Compraba cuarto y mitad de horas perdidas en el mercadillo de los lunes, o las hurtaba del sueño, que tanto daba lo uno como lo otro.
Buscaba minutos, apenas, para bailar un tango en silencio con las palabras, a las que desnudaba de adjetivos tarareándole en los oídos.
Y sonreía, con la risa prestada del truhán que le hubiera gustado ser.
Buscaba quien le vendiese tiempo, para perderlo poco después, absorto en las orillas del río, dormitando con el arrullo del agua en su carrera cuesta abajo. Búsqueda inútil de la boca del mar.
Dulce y salado.
Buscaba cinco minutos robados en los arrabales de su vida, para ausentarse de cuanto le rodeaba, real o ficticio, y replegarse en si, tránsito por la oscuridad del recuerdo olvidado.
Y buscaba complicidades para palmear las entrañas del alma o acaso para revivirse entre sus propios silencios, tan queridos.
O para permanecer quieto, embelesado en la noche de luna tantas veces silueteada. Buscaba la pausa precisa, ésa que se deshila de los minutos y te adormece y te imagina bajando peldaños desde algún lugar, donde no recuerdas haber subido. Escaleras de un sueño del que despiertas en el borde del equilibrio roto, y te sorprendes viéndote en el revés de una frase que nunca has pronunciado, añorando la ausencia de palabras que te acerquen a la calma, al sosiego que merodea en los aledaños del descanso, donde habita la quietud. Alacenas repletas de necesarias soledades, donde el murmullo no tiene cabida, por no hablar de la palabra malhadada.

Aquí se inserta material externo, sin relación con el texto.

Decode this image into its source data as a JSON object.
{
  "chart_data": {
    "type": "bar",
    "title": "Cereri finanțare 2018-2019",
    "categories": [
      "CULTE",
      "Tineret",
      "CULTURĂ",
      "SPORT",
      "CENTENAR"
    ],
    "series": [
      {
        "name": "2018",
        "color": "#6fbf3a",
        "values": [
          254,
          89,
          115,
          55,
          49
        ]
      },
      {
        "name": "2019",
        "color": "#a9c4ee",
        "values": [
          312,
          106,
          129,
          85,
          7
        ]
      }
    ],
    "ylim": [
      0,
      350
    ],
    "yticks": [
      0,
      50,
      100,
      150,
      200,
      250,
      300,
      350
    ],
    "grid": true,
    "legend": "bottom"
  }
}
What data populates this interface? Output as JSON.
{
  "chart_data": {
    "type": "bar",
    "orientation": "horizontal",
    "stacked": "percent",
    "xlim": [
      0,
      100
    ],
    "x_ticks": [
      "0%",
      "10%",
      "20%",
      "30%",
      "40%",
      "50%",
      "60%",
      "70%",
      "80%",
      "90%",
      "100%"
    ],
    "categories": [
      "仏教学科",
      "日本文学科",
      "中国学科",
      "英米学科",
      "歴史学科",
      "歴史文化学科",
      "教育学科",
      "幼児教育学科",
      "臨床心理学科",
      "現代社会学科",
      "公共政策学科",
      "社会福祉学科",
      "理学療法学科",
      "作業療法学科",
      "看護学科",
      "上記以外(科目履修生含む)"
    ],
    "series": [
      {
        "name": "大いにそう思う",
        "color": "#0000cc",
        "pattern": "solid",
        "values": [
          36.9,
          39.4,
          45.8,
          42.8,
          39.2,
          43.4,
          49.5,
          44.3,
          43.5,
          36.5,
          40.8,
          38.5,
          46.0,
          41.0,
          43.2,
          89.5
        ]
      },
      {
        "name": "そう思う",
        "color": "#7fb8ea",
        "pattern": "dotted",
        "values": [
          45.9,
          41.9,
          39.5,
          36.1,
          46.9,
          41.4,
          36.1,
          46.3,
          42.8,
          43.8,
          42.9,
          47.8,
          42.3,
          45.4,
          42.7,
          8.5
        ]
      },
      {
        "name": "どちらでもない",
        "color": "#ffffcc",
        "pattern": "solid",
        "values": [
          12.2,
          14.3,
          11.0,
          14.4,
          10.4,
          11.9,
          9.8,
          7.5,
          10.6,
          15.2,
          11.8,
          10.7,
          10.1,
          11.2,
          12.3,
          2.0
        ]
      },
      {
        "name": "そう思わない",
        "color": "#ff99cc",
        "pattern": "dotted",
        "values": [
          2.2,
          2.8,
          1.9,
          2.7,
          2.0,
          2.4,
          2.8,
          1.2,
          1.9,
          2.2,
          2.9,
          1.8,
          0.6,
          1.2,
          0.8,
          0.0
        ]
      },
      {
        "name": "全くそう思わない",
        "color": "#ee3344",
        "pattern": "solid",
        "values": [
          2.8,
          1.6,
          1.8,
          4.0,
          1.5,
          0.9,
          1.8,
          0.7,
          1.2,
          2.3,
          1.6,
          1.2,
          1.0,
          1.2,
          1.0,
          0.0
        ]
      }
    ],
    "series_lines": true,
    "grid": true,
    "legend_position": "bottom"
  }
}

Buscaba, en suma, huecos donde esconderse para teclear los impulsos nacidos al socaire de una forma de sentir, tan necesaria para seguir mirando el punto donde se unen los perfiles del río, donde se pierden las aguas.
O donde se acaba la vida. Tal vez buscase quien pudiera comprenderle en sus vacíos, en sus anhelos, en sus miedos y en sus interrogantes.
O quien le prestase silencios a sus palabras por decir.
O, tal vez, buscaba a quiénes no quebrantasen su tiempo pidiendo luces para cuantas palabras nacieron en la oscuridad.